Matilde aliterava violenta
Esperava a voz-marfim tonta
de tez e vidro, Matilde atenta
era negra orixada beiçuda
colou tempero no azul-película
da sombra que passava
passarinho enfezado.
O dia acorda e lampeja
em Matilde.
pó, estampa Virgo
na fuselagem da carne.
Sê
A Adriano Espínola
Nesta orla de águas e de barros
a geometria se ergue como praia
infinita, num mármore arenoso,
onde a sombra do vento tange a face.
No horizonte um colar de céu e terra
sufoca o canto de algas inocentes.
O sonho como um sol, safira e sal,
galeras passam, dor e a maresia
que enxuga a tinta acre do silêncio,
sorriso leve, exclamação de onda,
ou mesmo a amada rubra de olho verde.
SÊ como na tua infância: indiferente.
E lembra o gosto d'água, a dor no barro,
o sonho como um sol, a cor da amada.
* * *
Heitor de Lima, 20 anos, estudante.
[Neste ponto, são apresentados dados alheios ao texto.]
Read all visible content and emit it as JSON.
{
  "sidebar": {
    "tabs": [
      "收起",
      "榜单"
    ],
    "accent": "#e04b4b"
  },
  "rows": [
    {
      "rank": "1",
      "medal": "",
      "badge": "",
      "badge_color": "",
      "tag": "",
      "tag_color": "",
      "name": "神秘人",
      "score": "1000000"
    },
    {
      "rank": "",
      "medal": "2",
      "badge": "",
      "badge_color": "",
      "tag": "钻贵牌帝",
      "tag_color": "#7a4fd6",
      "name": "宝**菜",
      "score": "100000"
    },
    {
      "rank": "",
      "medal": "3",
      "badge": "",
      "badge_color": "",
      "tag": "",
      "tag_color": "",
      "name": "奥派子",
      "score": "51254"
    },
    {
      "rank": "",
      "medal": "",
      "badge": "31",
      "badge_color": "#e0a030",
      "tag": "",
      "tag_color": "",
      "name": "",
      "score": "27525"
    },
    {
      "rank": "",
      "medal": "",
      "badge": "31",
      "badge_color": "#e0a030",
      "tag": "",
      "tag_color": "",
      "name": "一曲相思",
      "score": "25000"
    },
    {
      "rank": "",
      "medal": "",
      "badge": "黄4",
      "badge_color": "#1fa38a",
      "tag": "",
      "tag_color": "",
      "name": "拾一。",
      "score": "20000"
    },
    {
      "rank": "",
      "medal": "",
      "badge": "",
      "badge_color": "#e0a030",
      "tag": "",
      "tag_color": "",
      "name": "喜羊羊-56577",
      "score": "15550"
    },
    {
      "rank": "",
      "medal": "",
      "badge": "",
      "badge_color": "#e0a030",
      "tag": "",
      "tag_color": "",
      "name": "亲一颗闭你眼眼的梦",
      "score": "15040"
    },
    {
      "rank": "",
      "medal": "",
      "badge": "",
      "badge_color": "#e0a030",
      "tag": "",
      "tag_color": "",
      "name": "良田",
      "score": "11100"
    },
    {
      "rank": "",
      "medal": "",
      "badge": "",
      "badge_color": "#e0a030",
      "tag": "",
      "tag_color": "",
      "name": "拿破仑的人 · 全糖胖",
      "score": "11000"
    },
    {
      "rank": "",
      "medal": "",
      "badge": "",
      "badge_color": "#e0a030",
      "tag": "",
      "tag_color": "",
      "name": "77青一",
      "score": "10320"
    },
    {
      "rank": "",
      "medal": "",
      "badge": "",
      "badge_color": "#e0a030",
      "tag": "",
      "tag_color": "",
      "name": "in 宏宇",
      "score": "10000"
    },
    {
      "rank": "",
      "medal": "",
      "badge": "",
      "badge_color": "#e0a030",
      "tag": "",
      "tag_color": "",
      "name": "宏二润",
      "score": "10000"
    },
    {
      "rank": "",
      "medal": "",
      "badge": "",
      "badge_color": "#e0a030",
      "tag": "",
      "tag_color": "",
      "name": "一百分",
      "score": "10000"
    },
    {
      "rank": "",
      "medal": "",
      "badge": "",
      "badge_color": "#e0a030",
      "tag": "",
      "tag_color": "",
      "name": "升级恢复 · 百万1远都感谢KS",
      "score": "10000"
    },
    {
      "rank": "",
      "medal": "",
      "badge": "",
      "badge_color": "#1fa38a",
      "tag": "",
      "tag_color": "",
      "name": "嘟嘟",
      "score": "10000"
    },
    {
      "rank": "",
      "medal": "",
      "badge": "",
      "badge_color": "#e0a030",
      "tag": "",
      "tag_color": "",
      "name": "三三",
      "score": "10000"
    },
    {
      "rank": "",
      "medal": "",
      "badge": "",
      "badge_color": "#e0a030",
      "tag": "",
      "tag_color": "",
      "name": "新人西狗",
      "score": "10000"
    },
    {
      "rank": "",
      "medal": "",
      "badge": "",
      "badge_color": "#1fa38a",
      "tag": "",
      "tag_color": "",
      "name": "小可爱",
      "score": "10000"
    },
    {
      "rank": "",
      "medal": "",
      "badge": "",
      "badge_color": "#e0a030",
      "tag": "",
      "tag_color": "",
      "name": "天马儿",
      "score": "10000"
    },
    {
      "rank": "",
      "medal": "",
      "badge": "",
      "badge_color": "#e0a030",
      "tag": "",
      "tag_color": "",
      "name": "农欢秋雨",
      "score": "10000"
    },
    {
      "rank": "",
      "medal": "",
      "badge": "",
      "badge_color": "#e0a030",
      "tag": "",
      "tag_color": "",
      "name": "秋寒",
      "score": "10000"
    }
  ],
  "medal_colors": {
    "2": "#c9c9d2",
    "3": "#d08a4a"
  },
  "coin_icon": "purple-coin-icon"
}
Crê no monólogo do homo e que devemos peregrinar descalços. E os pés somando as tribos que somos, polindo a crosta de vozes do espaço, devolvem-nos o mais gasto couro: colóquio. Pensa que o nicho do poeta não é divino: sua voz é parte de um plano extenso, magnético e, principalmente, humano. Grato, poesia.